Harvard Public Health Experts Develop Tool for Real-Time Monitoring of Infectious Diseases

Recently, scientists at the Harvard T.H. Chan School of Public Health developed a way to monitor epidemics by calculating real-time estimates of the epidemic’s growth rate. The method evaluates the viral load of a disease, which pertains to the rate of increase or decrease of infection cases in relation to the quantity of viruses found in an individual’s body.

The research and development study was led by Michael Mina, an assistant professor of epidemiology at the T.H. Chan School of Public Health in Harvard. Professor Mina also works as a core constituent of the Center for Communicable Disease Dynamics. According to the epidemiology professor, this latest method can give a new metric that policy makers, epidemiologists, and health officials can use to obtain real-time updates about an epidemic. Especially since scientists link knowledge of how the virus grows in a person’s body to the rate by which the virus spreads.

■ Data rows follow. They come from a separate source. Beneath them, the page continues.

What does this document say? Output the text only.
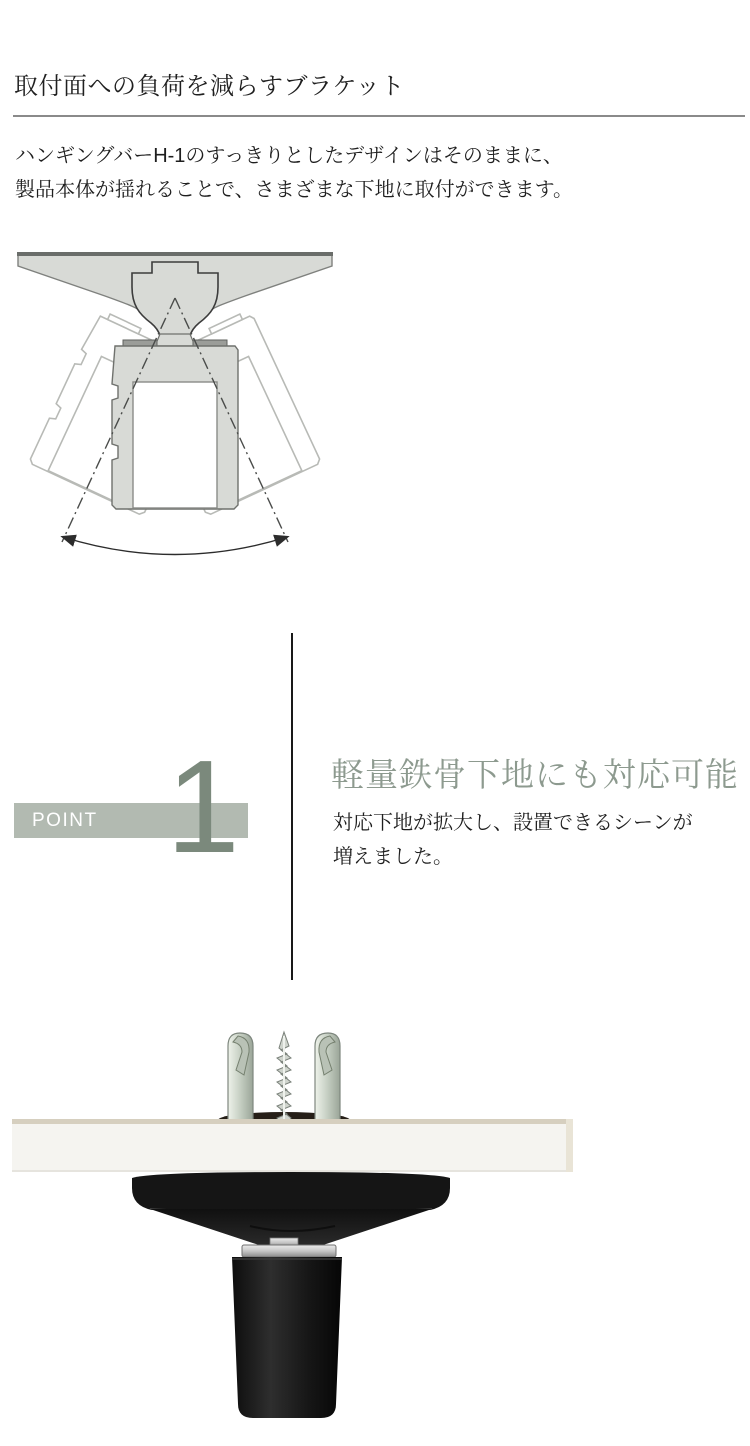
取付面への負荷を減らすブラケット

ハンギングバーH-1のすっきりとしたデザインはそのままに、
製品本体が揺れることで、さまざまな下地に取付ができます。

POINT 1	軽量鉄骨下地にも対応可能

対応下地が拡大し、設置できるシーンが
増えました。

This new method will be extremely helpful in determining the effectiveness of basic interventions like social distancing and wearing of protective masks. The new tool can also help identify which geographical areas need more attention. That way, public health officials can immediately distribute extra medical resources in order to arrest the increase of infection cases.

Current Monitoring Methods are Reactive Responses to Epidemic Outbreaks

Monitoring epidemics today currently involves following hospitalization rates, testing of positivity rates, and mortality rates. This current method has limitations because data collection can be affected by poor reporting systems. More often than not, poor systems provide inaccurate and misleading information, which can greatly impact the delivery of public health responses.

As it was in the case of the COVID-19 pandemic, those who tested positive already had higher viral loads that have already spread widely before they were tested.

When cases of the virus increase, those who are positive will be infected and have higher viral loads by the time they are tested, which is why outbreaks fluctuate exponentially. Testing could take place when the virus has already reached its peak amount in the body, and tends to lessen gradually after the infection.

This new mathematical tool created by the researchers at Harvard Chan school can track pandemic hotspots better than the current method. In their study, their findings show that the method can help estimate the decay or growth rate of the outbreak in a particular population in a specific location.